ECJ decided that the VAT exemption for supplies of goods delivered outside the EU cannot be conditioned by the customs procedure. The decisive element is that the goods actually left the EU territory.
Contrary to the Czech tax authority, the ECJ considered that:
(i) As long as the taxable person has available evidence of the actual exit of the goods from the EU territory, the VAT exemption for supplies of goods dispatched outside the EU is applicable irrespective on the placing of the goods under the export customs procedure or not.

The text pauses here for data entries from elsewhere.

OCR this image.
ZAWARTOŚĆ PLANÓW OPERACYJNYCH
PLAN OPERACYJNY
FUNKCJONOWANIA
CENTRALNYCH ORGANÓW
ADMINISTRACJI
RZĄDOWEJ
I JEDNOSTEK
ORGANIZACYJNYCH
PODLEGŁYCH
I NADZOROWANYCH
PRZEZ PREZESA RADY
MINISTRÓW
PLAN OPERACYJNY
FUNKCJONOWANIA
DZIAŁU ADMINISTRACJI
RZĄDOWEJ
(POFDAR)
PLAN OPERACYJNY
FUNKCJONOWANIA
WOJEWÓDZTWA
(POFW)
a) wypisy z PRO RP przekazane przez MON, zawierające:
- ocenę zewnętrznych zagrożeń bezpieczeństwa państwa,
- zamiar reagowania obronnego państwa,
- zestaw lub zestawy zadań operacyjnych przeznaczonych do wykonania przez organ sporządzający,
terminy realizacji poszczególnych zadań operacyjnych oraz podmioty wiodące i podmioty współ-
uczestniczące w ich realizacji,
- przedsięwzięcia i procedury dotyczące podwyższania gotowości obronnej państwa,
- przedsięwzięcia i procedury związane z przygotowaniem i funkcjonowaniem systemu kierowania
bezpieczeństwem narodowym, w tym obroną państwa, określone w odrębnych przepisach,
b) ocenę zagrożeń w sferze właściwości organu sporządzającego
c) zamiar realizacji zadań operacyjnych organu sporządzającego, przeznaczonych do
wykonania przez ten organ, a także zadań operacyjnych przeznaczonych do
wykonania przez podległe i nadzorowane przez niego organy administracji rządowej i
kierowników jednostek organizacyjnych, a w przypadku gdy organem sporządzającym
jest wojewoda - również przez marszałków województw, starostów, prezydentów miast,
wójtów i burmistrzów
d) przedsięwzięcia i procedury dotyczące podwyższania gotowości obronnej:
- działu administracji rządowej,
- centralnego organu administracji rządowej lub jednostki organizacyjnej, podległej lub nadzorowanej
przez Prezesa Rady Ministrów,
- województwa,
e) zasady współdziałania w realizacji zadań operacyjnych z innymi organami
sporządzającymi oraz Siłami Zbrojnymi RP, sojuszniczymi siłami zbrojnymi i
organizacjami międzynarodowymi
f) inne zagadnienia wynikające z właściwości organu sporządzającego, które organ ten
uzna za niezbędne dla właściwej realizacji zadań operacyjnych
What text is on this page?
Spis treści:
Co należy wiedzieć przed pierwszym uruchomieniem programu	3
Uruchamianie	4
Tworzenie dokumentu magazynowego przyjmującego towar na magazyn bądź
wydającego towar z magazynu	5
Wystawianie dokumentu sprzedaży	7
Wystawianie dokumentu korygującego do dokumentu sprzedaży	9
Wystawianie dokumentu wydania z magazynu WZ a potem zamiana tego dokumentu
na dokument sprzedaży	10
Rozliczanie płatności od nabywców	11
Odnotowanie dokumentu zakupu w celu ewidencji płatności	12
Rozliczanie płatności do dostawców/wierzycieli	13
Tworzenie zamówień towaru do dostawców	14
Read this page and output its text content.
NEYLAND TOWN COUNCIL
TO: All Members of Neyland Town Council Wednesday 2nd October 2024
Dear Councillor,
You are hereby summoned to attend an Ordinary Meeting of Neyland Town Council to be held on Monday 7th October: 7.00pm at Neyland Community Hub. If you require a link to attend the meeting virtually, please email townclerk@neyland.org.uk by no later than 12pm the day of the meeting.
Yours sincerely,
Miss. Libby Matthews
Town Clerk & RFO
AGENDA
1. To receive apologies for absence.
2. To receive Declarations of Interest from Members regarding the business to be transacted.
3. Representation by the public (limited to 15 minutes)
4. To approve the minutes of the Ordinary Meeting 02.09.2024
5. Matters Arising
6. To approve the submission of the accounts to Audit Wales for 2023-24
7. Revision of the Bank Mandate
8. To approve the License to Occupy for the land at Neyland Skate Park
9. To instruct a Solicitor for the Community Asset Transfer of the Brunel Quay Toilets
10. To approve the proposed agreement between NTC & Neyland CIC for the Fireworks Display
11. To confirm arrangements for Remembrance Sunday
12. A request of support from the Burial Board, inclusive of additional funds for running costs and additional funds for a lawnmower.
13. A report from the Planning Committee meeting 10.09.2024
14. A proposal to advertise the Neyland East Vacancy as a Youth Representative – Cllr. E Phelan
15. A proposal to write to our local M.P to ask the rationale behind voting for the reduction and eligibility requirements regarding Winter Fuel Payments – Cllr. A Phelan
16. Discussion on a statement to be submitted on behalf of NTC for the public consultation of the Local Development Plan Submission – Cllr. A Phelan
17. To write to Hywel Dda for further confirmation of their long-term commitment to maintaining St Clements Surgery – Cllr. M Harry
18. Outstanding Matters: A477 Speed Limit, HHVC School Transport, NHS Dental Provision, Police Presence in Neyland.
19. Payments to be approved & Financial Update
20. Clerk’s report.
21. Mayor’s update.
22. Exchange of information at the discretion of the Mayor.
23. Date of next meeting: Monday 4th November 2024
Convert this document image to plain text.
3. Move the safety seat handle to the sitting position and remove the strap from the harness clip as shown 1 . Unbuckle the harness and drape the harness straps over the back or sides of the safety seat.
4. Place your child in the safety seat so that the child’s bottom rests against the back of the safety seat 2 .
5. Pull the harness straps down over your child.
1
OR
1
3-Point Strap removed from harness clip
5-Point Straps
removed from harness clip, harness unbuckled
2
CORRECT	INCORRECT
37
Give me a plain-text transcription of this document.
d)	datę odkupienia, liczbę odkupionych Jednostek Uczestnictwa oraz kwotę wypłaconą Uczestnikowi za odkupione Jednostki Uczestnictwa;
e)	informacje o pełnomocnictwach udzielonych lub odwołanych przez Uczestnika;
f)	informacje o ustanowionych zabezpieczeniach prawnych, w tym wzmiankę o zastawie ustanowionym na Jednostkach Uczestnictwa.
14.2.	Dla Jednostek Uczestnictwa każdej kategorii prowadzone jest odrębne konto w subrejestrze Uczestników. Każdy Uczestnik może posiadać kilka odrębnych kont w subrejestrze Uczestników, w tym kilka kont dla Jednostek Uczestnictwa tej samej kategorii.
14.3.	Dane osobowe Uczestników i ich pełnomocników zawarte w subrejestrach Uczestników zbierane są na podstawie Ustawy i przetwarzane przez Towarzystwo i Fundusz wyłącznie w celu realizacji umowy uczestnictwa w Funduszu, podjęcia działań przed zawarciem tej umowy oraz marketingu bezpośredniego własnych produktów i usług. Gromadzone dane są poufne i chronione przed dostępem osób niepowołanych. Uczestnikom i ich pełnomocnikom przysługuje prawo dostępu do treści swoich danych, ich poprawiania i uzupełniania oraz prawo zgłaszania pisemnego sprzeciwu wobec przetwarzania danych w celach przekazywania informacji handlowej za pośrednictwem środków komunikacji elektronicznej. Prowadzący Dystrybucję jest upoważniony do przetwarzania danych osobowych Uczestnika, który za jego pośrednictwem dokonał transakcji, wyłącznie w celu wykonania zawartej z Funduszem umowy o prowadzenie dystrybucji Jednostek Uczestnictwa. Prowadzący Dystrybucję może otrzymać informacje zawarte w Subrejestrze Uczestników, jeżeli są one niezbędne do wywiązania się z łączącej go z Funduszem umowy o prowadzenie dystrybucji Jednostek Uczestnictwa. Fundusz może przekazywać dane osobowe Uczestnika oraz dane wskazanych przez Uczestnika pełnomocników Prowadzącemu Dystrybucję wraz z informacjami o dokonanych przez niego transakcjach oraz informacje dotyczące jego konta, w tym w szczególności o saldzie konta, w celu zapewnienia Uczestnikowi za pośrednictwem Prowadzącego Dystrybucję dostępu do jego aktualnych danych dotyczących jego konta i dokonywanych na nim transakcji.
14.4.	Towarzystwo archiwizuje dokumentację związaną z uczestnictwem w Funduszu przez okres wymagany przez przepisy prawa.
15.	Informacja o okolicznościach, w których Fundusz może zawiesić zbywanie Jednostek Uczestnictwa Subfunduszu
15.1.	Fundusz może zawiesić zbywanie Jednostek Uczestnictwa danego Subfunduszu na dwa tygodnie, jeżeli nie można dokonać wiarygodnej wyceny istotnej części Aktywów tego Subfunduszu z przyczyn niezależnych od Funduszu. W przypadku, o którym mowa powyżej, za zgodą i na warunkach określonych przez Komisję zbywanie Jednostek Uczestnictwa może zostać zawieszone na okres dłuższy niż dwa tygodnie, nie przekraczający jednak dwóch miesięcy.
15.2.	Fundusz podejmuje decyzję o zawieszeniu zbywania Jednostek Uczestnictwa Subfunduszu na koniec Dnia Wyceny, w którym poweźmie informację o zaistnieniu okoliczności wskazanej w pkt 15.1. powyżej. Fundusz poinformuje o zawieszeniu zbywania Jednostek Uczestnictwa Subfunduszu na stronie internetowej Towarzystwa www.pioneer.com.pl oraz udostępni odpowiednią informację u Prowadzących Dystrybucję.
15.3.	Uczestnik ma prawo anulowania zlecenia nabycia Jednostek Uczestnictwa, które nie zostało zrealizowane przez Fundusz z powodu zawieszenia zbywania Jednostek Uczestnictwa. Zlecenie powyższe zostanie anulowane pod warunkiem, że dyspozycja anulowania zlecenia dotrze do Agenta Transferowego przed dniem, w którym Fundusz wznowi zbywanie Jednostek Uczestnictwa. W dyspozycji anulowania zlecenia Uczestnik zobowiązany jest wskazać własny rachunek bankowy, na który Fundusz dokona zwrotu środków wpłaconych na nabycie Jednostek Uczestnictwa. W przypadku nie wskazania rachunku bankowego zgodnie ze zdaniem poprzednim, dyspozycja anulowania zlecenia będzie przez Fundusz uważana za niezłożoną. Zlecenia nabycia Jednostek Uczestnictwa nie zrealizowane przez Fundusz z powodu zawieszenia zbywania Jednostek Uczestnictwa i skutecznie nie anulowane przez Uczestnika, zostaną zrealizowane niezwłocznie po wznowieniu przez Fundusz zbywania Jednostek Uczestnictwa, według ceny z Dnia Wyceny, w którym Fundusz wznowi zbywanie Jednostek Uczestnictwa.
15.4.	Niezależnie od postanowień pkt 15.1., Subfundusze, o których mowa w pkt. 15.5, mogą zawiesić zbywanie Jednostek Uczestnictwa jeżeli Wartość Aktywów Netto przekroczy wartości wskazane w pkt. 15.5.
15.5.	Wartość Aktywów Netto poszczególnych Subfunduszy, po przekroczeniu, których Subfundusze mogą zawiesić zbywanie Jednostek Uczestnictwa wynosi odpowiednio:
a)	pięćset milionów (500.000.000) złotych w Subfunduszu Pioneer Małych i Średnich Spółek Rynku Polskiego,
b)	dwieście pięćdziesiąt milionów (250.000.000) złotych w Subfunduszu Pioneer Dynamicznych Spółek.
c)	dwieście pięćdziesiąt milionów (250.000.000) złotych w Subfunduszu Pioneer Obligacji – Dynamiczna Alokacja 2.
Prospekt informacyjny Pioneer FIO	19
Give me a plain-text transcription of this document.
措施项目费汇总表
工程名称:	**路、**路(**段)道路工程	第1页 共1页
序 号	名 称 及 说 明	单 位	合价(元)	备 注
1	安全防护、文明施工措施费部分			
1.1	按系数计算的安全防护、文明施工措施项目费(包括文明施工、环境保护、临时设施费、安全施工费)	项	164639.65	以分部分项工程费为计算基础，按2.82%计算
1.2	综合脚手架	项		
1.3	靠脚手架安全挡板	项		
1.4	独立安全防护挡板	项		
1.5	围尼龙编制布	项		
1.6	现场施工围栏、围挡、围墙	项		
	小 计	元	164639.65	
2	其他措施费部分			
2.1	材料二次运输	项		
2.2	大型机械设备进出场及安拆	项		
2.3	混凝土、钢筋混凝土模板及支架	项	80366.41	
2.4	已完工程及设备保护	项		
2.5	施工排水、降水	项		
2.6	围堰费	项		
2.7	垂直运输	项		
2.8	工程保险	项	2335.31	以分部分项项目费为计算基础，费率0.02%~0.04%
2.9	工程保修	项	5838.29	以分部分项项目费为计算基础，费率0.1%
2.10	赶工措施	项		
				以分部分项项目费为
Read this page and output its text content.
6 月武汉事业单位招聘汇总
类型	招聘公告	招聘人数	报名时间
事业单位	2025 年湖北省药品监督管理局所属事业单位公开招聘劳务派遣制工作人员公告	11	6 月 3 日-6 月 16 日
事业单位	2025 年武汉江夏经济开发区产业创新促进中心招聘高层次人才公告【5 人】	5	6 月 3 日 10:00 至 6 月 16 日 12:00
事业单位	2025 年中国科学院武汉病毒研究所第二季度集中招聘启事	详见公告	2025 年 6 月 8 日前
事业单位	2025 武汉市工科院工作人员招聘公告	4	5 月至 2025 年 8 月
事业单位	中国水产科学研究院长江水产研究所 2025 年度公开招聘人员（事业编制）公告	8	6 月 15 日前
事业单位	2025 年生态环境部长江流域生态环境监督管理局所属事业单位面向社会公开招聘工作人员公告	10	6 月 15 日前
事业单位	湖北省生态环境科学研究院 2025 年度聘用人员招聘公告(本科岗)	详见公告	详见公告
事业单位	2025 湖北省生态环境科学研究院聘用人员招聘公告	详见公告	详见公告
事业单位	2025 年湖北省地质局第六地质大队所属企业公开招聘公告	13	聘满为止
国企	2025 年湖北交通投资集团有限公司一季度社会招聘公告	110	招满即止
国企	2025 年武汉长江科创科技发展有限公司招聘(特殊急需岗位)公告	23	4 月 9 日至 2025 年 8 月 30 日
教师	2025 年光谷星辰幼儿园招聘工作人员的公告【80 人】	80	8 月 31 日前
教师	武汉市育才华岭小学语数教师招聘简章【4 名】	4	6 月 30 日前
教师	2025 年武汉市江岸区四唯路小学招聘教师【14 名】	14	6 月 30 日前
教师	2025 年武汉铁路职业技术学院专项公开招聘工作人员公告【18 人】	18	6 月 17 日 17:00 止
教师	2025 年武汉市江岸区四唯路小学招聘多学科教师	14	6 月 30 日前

(ii) The placing under the customs export procedure, whether done before or after the actual delivery of the goods outside the EU, is only a formal obligation which, moreover, belongs not to the common system of VAT but to the customs system. Therefore, non-compliance with that obligation does not preclude compliance with the substantive conditions for the VAT exemption.
Impact in Romania
Currently, Order of the Minister of Public Finance no. 103/2016 makes the VAT exemption for supplies of goods delivered outside the EU subject to the holding by the taxable person of an export customs declaration drawn up in its name. Considering this decision of the ECJ, Order no. 103/2016 will probably have to be revised.
Until then, this decision of the ECJ brings an additional argument in favor of taxpayers in pending disputes with the Romanian tax authority in cases whereby the VAT exemption for exports was denied due to missing or in-compliant customs export declarations (e.g. customs declarations concluded on customer’s name).